Having a baby is a big transition for most couples and you can have relationship problems arise during this time. Here are ways to strengthen your relationship and get through this new phase of your life.
A baby changes everything suddenly you have another person to care for and spend time with, they are very demanding and require a lot of attention.
This can put a big strain on any relationship and you may find yourselves fighting more often and having different opinions on how to care for your newborn.
It’s hard momma but you will get through it, know that most relationships go through this and you are not alone.
It’s hard when you have a baby with all the hormone changes, healing and postpartum recovery along with breastfeeding and doing the housework on top of it.
Here are some easy ways to make the transition smoother and strengthen your relationship with your husband.
Relationship problems after baby
When my husband and I had our first baby together it was hard, we didn’t get any alone time and the baby was always needing something.
We ended up fighting a lot and not being as close for a while. I don’t want you to go through that so I am giving you some great tips on strengthening your relationship so you can avoid all the problems.
These are things we have done with our second baby and it’s been a whole lot easier than the first time was.
give your partner attention
Make sure to spend time with your spouse and give them your undivided attention when they are talking to you.
If the baby is sleeping you have a chance to do this for an hour or so, use this time to cuddle and watch a movie or play a game or even get intimate as much as you can while you are still bleeding.
I’m not recommending sex before your doctor okays it but you can do other things if you feel up to it.
For men, this is a big thing and something they think about a lot so it’s important to make it a priority.
You need to stay close during this transition so that you avoid pitfalls along the way.
Spend time together
Make sure you spend some time together doing something outside of your home without the baby.

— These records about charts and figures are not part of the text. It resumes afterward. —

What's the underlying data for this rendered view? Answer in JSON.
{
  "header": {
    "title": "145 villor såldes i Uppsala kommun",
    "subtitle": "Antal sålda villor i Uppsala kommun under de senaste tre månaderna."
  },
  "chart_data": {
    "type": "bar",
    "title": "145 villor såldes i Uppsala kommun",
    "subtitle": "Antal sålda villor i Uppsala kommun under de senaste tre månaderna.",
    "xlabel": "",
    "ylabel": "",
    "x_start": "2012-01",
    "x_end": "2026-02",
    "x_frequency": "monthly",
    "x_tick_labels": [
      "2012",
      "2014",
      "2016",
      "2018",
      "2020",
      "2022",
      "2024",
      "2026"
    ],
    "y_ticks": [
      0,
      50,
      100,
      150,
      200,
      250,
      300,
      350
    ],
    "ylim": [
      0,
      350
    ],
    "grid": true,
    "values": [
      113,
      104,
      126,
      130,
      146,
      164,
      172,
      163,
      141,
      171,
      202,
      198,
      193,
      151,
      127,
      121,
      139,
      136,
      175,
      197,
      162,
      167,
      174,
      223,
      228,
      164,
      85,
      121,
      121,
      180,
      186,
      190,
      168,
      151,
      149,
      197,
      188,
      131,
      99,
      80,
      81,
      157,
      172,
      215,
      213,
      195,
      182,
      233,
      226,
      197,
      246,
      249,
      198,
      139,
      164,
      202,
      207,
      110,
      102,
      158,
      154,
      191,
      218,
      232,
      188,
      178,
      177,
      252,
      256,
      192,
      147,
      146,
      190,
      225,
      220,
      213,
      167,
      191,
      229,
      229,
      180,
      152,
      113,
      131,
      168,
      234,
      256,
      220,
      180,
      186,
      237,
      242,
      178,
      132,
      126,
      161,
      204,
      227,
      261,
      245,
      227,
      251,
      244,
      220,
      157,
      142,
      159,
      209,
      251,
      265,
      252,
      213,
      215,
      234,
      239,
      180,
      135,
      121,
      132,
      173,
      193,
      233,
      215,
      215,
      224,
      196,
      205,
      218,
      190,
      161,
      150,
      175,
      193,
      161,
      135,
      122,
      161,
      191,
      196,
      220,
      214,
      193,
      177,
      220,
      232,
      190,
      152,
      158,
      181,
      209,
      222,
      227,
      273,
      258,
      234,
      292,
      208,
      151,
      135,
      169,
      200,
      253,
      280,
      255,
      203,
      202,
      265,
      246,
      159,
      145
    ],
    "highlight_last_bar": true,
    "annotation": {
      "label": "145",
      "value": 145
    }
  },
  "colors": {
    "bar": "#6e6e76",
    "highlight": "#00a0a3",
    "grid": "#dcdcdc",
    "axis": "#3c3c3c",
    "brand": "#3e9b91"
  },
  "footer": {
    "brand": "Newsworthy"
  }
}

Have a friend or parent watch your baby and spend some quality time together doing something other than being a parent.
You need to maintain your identity aside from being a mom or a dad and by spending quality time together you can allow yourself to do this.
Remember you are still you even though your a parent now!
Keep your communication open with each other, talk about your fears and struggles.
You are a team this isn’t a one sided relationship and it needs lots and lots of listening and communication so that you don’t assume things and end up fighting.
If you had a bad day let him know about it and come up with solutions that may help make it better.
It’s okay to have a breakdown, being a mom is hard and with all of the hormones you are going to cry about things.
After my last baby, I had some rough days and on one of them, in particular, I was crying because the baby wouldn’t stop crying no matter what I did and my four year old wasn’t getting the attention he needed.
Needless to say, I called my mother in law and she and my father in law came over and helped me.
My husband came home and found me crying and overwhelmed and cheered me up.
If you need to ask for help, it’s a lot to handle some days. Your spouse may have to take a shift with the baby so that you can sleep.
You can share the responsibility of caring for your newborn because it took both of you to make them and it shouldn’t all be on you.
The only way this can work is by talking about it and letting your husband know you need help.
Men don’t always get it, they don’t have the same mindset that we do!
Go over parenting goals
Make sure you talk about parenting and what you see as far as disciplining your kids and goals you have.
Do you want them limited on watching tv? When do you want them going to school? Are you going to be a stay at home parent or go back to work?
These are all things that couples seem to argue over at one point or another.
Do something special for each other
This is one that is super important to do but one that will help your relationship!
Cook your spouse a meal that they really love or surprise them with something unexpected that you know they would like.
Write little love notes and put it in their lunch or even a letter to them about how much you love and appreciate them.
By doing these few things here and there you will find that you get closer as a couple and you both feel appreciated and loved.
My husband and I do this and it has brought us a lot closer as a couple and we don’t fight about stupid things.
Final Thoughts On Relationship problems after baby
One of the most important things to remember about being together is putting each other first before your kids.
I know that sounds odd and goes against how a lot of moms feel but it makes everything work better doing things this way.
You are the foundation of everything your children learn and if that isn’t strong they will get hurt in the long run.
Being a parent is hard work but you don’t have to do it alone, when you can work together it helps everything go smoother and you will be less frustrated with your spouse and your children.